Democracy and Brexit
A remain and reform policy is the best way to address the contemporary democracy deficit, writes Mary Kaldor.22nd August 2019
I recently participated in discussions about the impact of Brexit at local levels in two archetypical Leave areas. Mansfield, in the Midlands, used to be a leading coalmining and textile area. Pendle, in Lancashire, was known for its productive cotton mills. Pendle remains the home to Rolls-Royce aerospace and still has one of the highest levels of manufacturing in the UK. Both have relatively low levels of immigration. Pendle is home to a large South Asian community – people who came to work in the mills in the 1960s and 1970s.
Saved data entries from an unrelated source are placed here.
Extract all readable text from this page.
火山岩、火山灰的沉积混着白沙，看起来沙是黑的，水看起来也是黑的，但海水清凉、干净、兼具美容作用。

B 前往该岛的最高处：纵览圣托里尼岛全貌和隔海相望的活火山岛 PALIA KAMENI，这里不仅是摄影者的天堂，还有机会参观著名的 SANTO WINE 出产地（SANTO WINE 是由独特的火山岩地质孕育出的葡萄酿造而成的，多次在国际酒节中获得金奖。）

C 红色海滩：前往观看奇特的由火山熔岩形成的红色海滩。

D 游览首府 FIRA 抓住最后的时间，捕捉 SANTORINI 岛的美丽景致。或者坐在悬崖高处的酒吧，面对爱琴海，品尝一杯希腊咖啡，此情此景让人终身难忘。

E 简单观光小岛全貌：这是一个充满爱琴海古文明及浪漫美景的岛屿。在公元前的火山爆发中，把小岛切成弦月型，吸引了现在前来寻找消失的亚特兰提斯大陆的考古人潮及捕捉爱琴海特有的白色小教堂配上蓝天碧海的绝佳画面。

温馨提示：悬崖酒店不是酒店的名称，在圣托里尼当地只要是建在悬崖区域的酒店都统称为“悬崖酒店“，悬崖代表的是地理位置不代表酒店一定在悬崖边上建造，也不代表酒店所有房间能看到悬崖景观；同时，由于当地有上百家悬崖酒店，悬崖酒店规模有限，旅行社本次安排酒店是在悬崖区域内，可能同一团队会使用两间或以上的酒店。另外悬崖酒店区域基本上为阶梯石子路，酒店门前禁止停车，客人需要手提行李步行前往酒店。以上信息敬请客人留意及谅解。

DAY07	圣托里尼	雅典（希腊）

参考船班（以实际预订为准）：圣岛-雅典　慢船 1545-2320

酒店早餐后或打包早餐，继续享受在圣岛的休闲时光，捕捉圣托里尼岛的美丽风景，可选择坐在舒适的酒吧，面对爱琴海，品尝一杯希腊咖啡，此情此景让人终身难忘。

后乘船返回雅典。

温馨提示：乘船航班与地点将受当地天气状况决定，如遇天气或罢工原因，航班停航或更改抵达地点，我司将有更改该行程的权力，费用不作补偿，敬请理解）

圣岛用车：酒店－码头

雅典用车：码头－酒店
Mansfield, meanwhile, has a more recent East European community – workers who came to do the low-paid zero contract jobs in online retail. (Sports Direct has taken advantage of cheap land in the area).
What was striking about the discussions was the overwhelming feeling of disempowerment. In both places, there was a widespread view that the high Leave vote was not really about immigration even though immigration dominated the referendum debate. Immigration was a ‘proxy’ or a ‘red herring’ (in the words used by participants). Rather, there were concerns about lack of skills training, lack of infrastructure, lack of investment and general neglect. Most importantly, people felt that no one in authority, whether in Westminster or Brussels, cared or took notice. In Pendle, there was talk of the need for devolution to the North East along the lines of Scotland and Wales. In Mansfield, people talked about the need to create a political forum to discuss local problems.
This is why the slogan ‘take back control’ had such resonance in the 2016 referendum. The vote can be interpreted as a howl of frustration about the inability to be heard or to have some say in what happens at a political level – an expression of protest at the ‘hollowing out’ of democracy, or what Colin Crouch calls postdemocracy.
In this article, I make the paradoxical argument that, while Brexit has unleashed the beast of racism and scapegoating of the ‘other’, it has, at the same time, opened up the possibility of what Altiero Spinelli called the ‘substance of politics’. A struggle is currently going on between these two political directions, in which we cannot but choose to take sides. And if we want to contribute to a renewed faith in the importance of politics, and the sense of re-empowerment upon which that depends, we are going to need a set of policies that is both progressive and pro-European.